Indira Goswami is a great literary writer of her generation and a feminist icon. Most of her major works have been translated from Assamese into English; however some of her works are yet to be discovered by a larger audience. These five novellas represent a cross-section of her writing, with a special focus on women. Sensitively translated, with detailed notes on the translation, these stories bring to light the human condition that Indira Goswami portrayed in her writing. The lives of the rural poor, the situation of widows, the plight of the urban underclass and various social constraints under which people are forced to live are depicted in these impactful narratives. The deft use of language, striking imagery and strong characters are a hallmark of Indira Goswami’s writing. The stories in this selection exhibit these unique characteristics of her work in abundance. These nuanced translations bring the literary creations of one of the great writers of our times to new life and a wider audience.
About the Author
Indira Goswami (14 November 1942–29 November 2011), who wrote as Mamoni Raisom Goswami in Assamese, popularly known as Mamoni Baideo, was an award-winning author and an icon of feminist writing, who wrote about people rarely represented in Indian writing—women, the maginalised, the powerless, the unfortunate.

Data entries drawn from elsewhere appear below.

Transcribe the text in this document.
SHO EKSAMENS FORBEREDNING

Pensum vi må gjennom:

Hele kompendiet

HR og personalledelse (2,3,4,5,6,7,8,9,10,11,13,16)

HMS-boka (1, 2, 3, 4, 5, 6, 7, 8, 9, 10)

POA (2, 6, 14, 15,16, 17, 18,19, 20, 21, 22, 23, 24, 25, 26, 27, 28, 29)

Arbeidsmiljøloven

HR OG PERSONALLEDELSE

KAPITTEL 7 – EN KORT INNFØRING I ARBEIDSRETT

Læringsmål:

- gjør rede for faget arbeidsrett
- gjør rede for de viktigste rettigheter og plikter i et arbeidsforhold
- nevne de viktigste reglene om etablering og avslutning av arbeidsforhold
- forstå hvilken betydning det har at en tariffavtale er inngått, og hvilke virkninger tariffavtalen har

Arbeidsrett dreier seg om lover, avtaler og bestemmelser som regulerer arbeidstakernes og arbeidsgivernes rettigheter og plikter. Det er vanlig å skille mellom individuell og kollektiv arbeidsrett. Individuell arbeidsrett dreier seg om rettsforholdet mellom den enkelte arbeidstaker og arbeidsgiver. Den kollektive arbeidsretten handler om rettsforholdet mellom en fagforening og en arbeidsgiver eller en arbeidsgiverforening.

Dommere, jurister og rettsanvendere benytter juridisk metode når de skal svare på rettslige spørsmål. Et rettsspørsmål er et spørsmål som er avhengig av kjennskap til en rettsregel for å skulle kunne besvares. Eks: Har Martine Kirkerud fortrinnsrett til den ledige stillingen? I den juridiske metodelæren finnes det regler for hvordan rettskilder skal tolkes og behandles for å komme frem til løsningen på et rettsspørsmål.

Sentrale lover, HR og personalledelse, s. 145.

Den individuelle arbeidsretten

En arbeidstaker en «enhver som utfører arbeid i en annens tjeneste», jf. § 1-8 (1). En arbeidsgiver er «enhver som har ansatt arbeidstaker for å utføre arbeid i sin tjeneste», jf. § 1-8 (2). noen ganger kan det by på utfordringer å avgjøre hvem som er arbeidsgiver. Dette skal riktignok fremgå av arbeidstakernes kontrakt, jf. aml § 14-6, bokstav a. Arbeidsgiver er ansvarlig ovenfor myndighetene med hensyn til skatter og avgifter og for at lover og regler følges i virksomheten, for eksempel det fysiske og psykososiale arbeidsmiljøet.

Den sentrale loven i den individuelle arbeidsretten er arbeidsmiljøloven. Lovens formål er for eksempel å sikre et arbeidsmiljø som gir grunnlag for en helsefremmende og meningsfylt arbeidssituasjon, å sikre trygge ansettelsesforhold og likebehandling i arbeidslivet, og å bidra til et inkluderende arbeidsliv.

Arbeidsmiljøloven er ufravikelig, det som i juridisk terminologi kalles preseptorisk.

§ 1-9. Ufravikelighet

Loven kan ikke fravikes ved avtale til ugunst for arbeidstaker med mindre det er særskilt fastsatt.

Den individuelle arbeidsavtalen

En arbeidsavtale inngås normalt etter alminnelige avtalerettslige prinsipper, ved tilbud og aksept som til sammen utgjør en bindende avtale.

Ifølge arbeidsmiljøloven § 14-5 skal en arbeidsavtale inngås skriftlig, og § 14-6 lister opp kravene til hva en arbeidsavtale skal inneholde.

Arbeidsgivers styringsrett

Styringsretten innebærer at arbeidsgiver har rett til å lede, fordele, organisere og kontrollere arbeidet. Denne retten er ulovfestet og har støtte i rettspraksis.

Winner of India’s highest literary award, the Jnanpith (2001), as well as the Sahitya Akademi Award (1983), and the Principal Prince Claus Laureate (2008), Goswami was also an editor, poet, professor, and scholar, best known for her novels such as The Moth Eaten Howdah of the Tusker, Pages Stained with Blood and The Man from Chinnamasta. She was also known for her attempts to structure social change, both through her writings and through her role as mediator between the United Liberation Front of Asom (ULFA) and the Government of India, through the People's Consultative Group, a peace committee. Translator Dibyajyoti Sarma has published three volumes of poetry (the last being Book of Prayers for the Nonbeliever, 2018) and two books of translations of Assamese poets Sananta Tanty and Kamal Kumar Tanti, and an academic book, besides numerous writing credits in edited volumes, journals and websites. He was born in Assam and now lives in Delhi, where he works as a journalist and editor and runs the independent publishing outfit Red River.